The expansion of telehealth would help address several hurdles to securing mental health services. Nearly 80 million Americans live in a mental health professional shortage area, according to the U.S. Health and Human Services Health Resources and Services Administration. Even in urban environments where therapists and psychologists abound, cost, transportation and time constraints often prevent people from seeking mental health services.
In addition to these structural barriers, a 2009 Substance Abuse and Mental Health Services Administration survey found that less than one-quarter of the estimated 45 million American adults who have a mental illness received treatment. One major reason for the low number: stigma and embarrassment about making contact with a therapist. Telehealth — be it video conferencing — can help solve many of these access problems, says Eve-Lynn Nelson, PhD, assistant director of research at the University of Kansas Center for Telemedicine and Telehealth.
“Technology really helps us get more bang for our buck and extend our service reach,” says Nelson, who has been researching and providing video-based mental and behavioral health services to children and adults for nearly a decade.
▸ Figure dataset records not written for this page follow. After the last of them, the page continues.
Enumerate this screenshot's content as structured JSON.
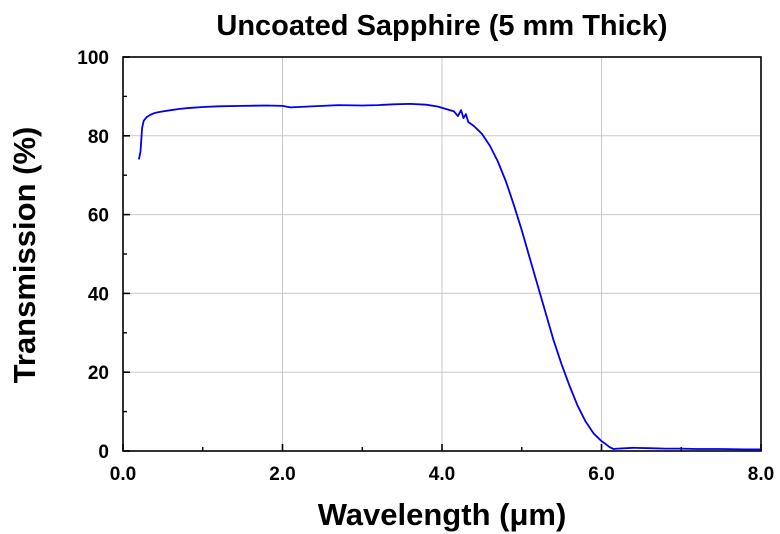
{
  "chart_data": {
    "type": "line",
    "title": "Uncoated Sapphire (5 mm Thick)",
    "xlabel": "Wavelength (μm)",
    "ylabel": "Transmission (%)",
    "xlim": [
      0,
      8
    ],
    "ylim": [
      0,
      100
    ],
    "x_ticks": [
      0,
      2,
      4,
      6,
      8
    ],
    "x_tick_labels": [
      "0.0",
      "2.0",
      "4.0",
      "6.0",
      "8.0"
    ],
    "y_ticks": [
      0,
      20,
      40,
      60,
      80,
      100
    ],
    "y_tick_labels": [
      "0",
      "20",
      "40",
      "60",
      "80",
      "100"
    ],
    "grid": true,
    "series": [
      {
        "color": "#0000ee",
        "points": [
          [
            0.2,
            74.0
          ],
          [
            0.22,
            76.0
          ],
          [
            0.24,
            82.0
          ],
          [
            0.26,
            83.8
          ],
          [
            0.3,
            84.8
          ],
          [
            0.35,
            85.4
          ],
          [
            0.4,
            85.8
          ],
          [
            0.5,
            86.2
          ],
          [
            0.6,
            86.5
          ],
          [
            0.7,
            86.8
          ],
          [
            0.8,
            87.0
          ],
          [
            1.0,
            87.3
          ],
          [
            1.2,
            87.5
          ],
          [
            1.5,
            87.6
          ],
          [
            1.8,
            87.7
          ],
          [
            2.0,
            87.6
          ],
          [
            2.1,
            87.2
          ],
          [
            2.3,
            87.4
          ],
          [
            2.5,
            87.6
          ],
          [
            2.7,
            87.8
          ],
          [
            3.0,
            87.7
          ],
          [
            3.2,
            87.8
          ],
          [
            3.4,
            88.0
          ],
          [
            3.6,
            88.1
          ],
          [
            3.8,
            87.9
          ],
          [
            3.95,
            87.4
          ],
          [
            4.05,
            86.8
          ],
          [
            4.15,
            86.2
          ],
          [
            4.2,
            85.0
          ],
          [
            4.24,
            86.5
          ],
          [
            4.27,
            84.5
          ],
          [
            4.3,
            85.5
          ],
          [
            4.33,
            83.5
          ],
          [
            4.4,
            82.5
          ],
          [
            4.5,
            80.5
          ],
          [
            4.6,
            77.5
          ],
          [
            4.7,
            73.5
          ],
          [
            4.8,
            68.5
          ],
          [
            4.9,
            62.5
          ],
          [
            5.0,
            56.0
          ],
          [
            5.1,
            49.0
          ],
          [
            5.2,
            42.0
          ],
          [
            5.3,
            35.0
          ],
          [
            5.4,
            28.0
          ],
          [
            5.5,
            22.0
          ],
          [
            5.6,
            16.5
          ],
          [
            5.7,
            11.5
          ],
          [
            5.8,
            7.5
          ],
          [
            5.9,
            4.5
          ],
          [
            6.0,
            2.5
          ],
          [
            6.05,
            1.8
          ],
          [
            6.1,
            1.0
          ],
          [
            6.15,
            0.5
          ],
          [
            6.2,
            0.6
          ],
          [
            6.4,
            0.8
          ],
          [
            6.6,
            0.7
          ],
          [
            6.8,
            0.6
          ],
          [
            7.0,
            0.6
          ],
          [
            7.2,
            0.5
          ],
          [
            7.5,
            0.5
          ],
          [
            7.8,
            0.4
          ],
          [
            8.0,
            0.4
          ]
        ]
      }
    ]
  }
}
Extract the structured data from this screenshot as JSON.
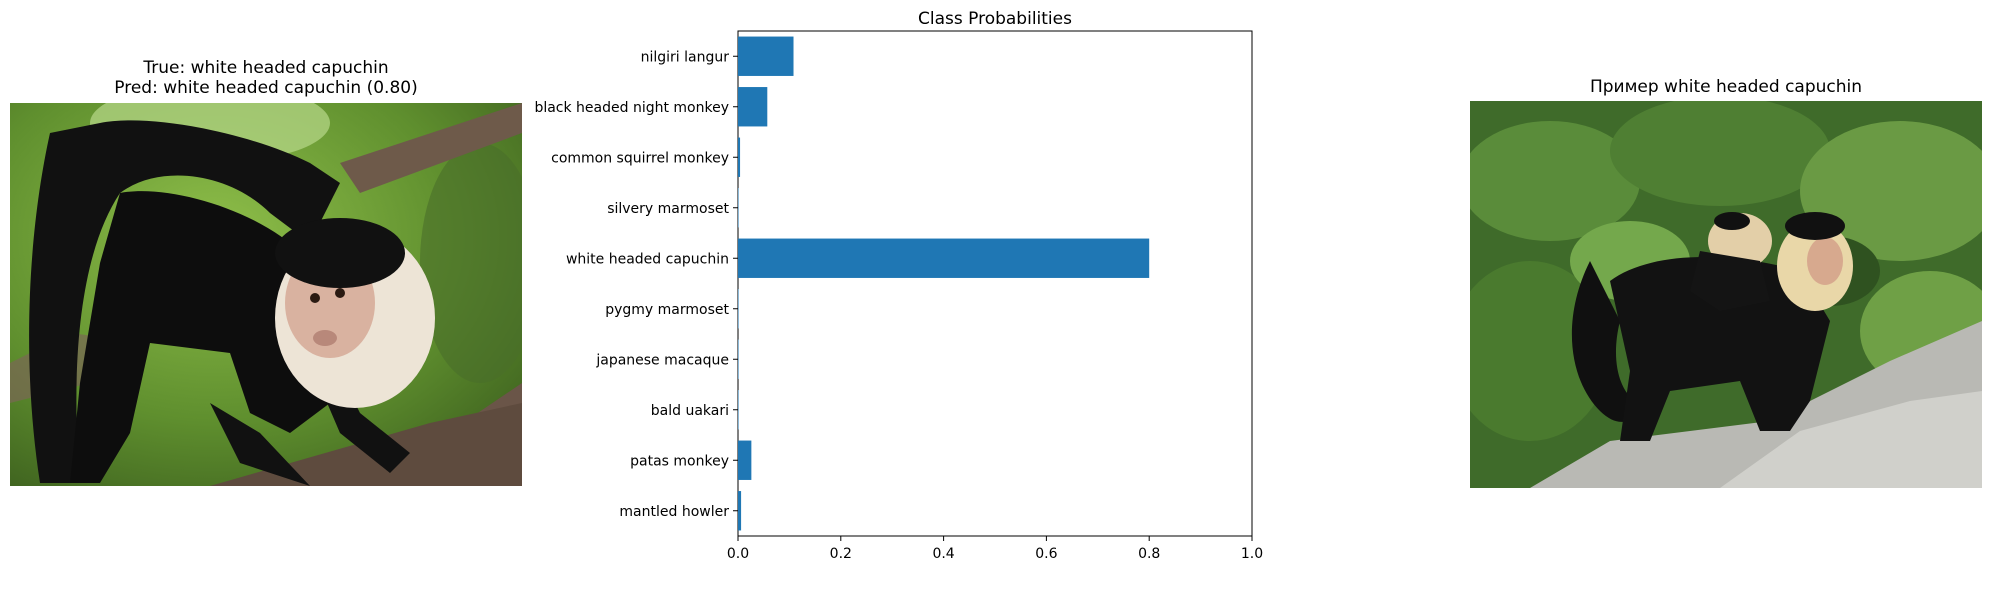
{
  "left_panel": {
    "title_line1": "True: white headed capuchin",
    "title_line2": "Pred: white headed capuchin (0.80)"
  },
  "right_panel": {
    "title": "Пример white headed capuchin"
  },
  "chart_data": {
    "type": "bar",
    "orientation": "horizontal",
    "title": "Class Probabilities",
    "xlabel": "",
    "ylabel": "",
    "categories": [
      "mantled howler",
      "patas monkey",
      "bald uakari",
      "japanese macaque",
      "pygmy marmoset",
      "white headed capuchin",
      "silvery marmoset",
      "common squirrel monkey",
      "black headed night monkey",
      "nilgiri langur"
    ],
    "values": [
      0.006,
      0.026,
      0.001,
      0.001,
      0.001,
      0.8,
      0.001,
      0.004,
      0.057,
      0.108
    ],
    "xlim": [
      0,
      1.0
    ],
    "xticks": [
      "0.0",
      "0.2",
      "0.4",
      "0.6",
      "0.8",
      "1.0"
    ],
    "grid": false,
    "bar_color": "#1f77b4"
  }
}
A 2008 meta-analysis of 92 studies, for example, found that the differences between Internet-based therapy and face-to-face were not statistically significant (Journal of Technology in Human Services, Vol. 26, No. 2). Similarly, a 2009 review of 148 peer-reviewed publications examining the use of videoconferencing to deliver patient interventions showed high patient satisfaction, moderate to high clinician satisfaction and positive clinical outcomes (Clinical Psychology: Science and Practice, Vol. 16, No. 3).
Online safety and security
In addition to understanding the licensing barriers around telehealth, psychologists must also educate themselves on the ethical and legal challenges of providing telepsychology.
Successful telehealth programs traditionally follow an in-person assessment by a licensed health or mental health professional, such as a licensed therapist, psychologist, physician or nurse, who then gives a referral to a telehealth practitioner. The in-person intake allows for thorough assessment, history taking, proper identification of the patient, including examination of a driver’s license, assessment of grooming and hygiene, substance abuse, movement and speech aberrations, general health and social skills. This model leads to a greater likelihood of adherence to evidence-based treatment as well as safety precautions.
“Greater use of online therapy is definitely realistic,” Maheu says, “but only with focus on research-based patient safety and other protocols.”